Tuesday, January 23, 2007

Obtaining Civil War Records

I ran across the web site http://www.civilwarrecords.net/ recently and wondered how their fees charged to search for Civil War records (presumably at the National Archives in DC) matched the online ordering system at the Archives at http://www.archives.gov/research/order/orderonline.html.

At the CivilWarRecords site, they charge:

* $30 for a Compiled Military Service Record (CSMR) plus $5 shipping and handling.
* $45 for a Civil War Pension File plus $5 shipping and handling.
* no charge for a unit history if either a CMSR or Pension File are ordered.
* $0.15 per copied page (some pension files may be 50 to 100 pages).
* no charge if the requested files are not found.
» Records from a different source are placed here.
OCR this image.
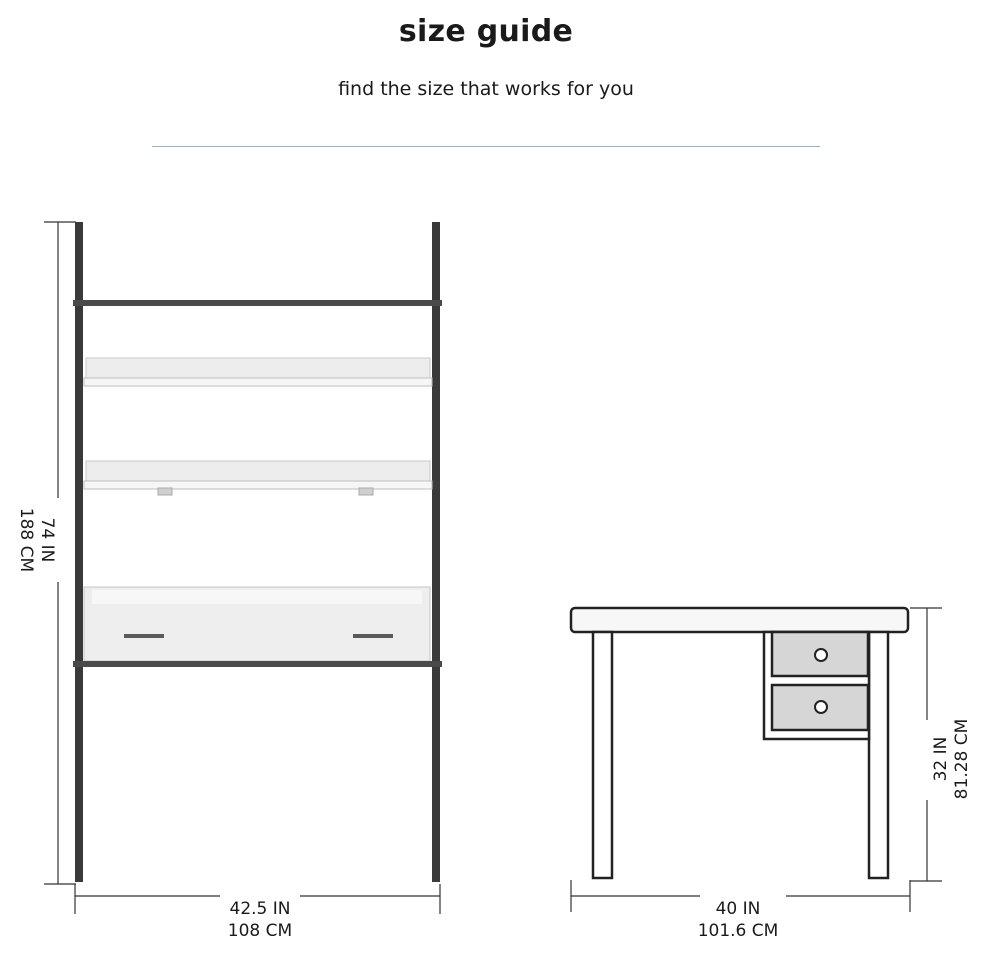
size guide
find the size that works for you
74 IN
188 CM
42.5 IN
108 CM
32 IN 81.28 CM
40 IN
101.6 CM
The files will be sent within 10 days of the order, according to the web site.

At the National Archives online ordering site - http://www.archives.gov/research/order/orderonline.html - you can click down to a web page where you can order these same records for:

* $17 for a Compiled Military Service File (no additional shipping cost, ships in 60 to 90 days)
* $37 for a Federal Military Pension Applications (no additional shipping cost, ships in 42 to 120 days)
* $14.75 for a Pension Documents Packet (selected 8 pages) from a Federal Military Pension Application.
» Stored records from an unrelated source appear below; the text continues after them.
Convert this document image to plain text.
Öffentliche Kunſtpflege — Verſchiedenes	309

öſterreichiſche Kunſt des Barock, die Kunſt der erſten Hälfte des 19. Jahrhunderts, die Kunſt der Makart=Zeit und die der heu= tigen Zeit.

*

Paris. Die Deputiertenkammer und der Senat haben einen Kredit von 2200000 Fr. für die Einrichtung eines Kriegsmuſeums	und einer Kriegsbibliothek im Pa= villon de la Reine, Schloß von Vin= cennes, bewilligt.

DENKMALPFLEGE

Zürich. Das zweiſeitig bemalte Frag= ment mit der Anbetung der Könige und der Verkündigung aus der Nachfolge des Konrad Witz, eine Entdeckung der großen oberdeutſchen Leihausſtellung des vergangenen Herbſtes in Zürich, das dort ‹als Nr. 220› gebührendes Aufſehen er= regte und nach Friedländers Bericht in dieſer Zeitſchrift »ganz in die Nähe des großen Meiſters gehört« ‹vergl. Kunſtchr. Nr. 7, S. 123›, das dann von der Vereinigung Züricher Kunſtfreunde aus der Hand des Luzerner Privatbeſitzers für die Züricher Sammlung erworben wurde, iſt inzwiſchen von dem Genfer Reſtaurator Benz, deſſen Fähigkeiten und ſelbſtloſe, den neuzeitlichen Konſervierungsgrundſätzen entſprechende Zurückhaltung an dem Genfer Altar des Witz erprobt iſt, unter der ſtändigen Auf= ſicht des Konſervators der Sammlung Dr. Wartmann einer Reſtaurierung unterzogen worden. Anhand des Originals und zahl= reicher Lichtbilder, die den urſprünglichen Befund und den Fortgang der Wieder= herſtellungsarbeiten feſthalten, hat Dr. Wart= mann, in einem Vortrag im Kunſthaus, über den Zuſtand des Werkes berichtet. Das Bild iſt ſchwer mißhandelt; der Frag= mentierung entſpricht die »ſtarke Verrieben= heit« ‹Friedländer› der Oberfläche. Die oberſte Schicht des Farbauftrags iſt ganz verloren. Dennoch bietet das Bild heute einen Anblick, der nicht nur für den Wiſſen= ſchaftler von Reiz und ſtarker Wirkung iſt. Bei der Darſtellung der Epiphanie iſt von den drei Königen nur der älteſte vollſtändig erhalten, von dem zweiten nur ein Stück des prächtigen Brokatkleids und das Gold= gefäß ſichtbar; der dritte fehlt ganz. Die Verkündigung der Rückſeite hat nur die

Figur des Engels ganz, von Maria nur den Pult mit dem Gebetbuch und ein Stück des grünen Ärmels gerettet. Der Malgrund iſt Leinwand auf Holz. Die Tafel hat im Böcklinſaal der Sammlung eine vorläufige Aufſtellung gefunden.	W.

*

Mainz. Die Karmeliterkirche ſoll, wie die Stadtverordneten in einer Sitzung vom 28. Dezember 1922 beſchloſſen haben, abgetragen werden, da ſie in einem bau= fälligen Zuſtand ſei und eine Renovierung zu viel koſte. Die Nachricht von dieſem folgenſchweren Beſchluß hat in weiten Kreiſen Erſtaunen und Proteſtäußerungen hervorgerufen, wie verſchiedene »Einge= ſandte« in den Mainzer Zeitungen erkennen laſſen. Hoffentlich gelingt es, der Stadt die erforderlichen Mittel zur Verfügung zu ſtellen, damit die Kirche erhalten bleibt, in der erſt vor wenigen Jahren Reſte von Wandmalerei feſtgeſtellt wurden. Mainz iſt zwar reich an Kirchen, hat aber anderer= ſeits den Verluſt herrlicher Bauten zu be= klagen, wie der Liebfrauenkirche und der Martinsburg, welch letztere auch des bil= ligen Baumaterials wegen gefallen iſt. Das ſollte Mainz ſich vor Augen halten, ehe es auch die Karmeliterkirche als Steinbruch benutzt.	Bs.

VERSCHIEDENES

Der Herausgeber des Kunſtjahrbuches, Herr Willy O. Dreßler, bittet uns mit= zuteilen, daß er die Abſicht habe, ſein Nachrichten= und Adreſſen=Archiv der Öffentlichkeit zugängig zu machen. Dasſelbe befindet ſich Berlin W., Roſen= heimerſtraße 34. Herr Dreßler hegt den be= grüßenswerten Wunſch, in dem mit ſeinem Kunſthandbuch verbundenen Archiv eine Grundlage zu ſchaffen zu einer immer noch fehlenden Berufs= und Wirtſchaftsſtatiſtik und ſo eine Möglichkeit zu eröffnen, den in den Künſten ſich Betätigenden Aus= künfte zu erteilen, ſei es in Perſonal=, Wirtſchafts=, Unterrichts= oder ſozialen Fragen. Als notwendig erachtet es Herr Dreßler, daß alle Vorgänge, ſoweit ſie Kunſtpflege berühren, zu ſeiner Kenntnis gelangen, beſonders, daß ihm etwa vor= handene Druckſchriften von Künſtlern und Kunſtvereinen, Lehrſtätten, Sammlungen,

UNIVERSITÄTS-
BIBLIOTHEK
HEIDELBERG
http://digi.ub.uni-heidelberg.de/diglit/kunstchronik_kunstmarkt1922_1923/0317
There are probably other services that will do this research at the Archives and expedite the shipping of the records - I haven't researched any others, frnakly.

The tradeoff between using a paid researcher or using the Archives online ordering system is time versus money (isn't it always!). A service record and a 50 page pension file will cost $92.50 using the researcher, but you get it within 10 days. Using the Archives, you pay $54 but you have to wait 6 to 16 weeks. Your choice, depending on need and patience-tolerance!

If you don't have this information, I highly recommend that you obtain it - the pension file may be chock full of interesting data about your soldier's life. The service record, combined with the unit history, will tell you when and where your soldier served.

For more information on finding online Civil War records, see Joe's http://www.militaryindexes.com/civilwar/ web site. Joe also has a web site for how to order Civil War pension records at http://www.genealogybranches.com/civilwar/.

2 comments:

Anonymous said...

Actually, during the last couple of years, the National Archives seems to have sped up considerably. I've ordered four files which came in less than a month. So I'd say there's no reason to pay the extra money unless, of course, they can find that one missing person I've been researching for five years (www.jlcrook.com/Tillotson).

Anonymous said...

I frequently request information from the National Archives. If they can't find your information there is no charge at all. They have have a web interface that shows you the status of your order and for the most part you get something returned in about 4 weeks, give or take a few days.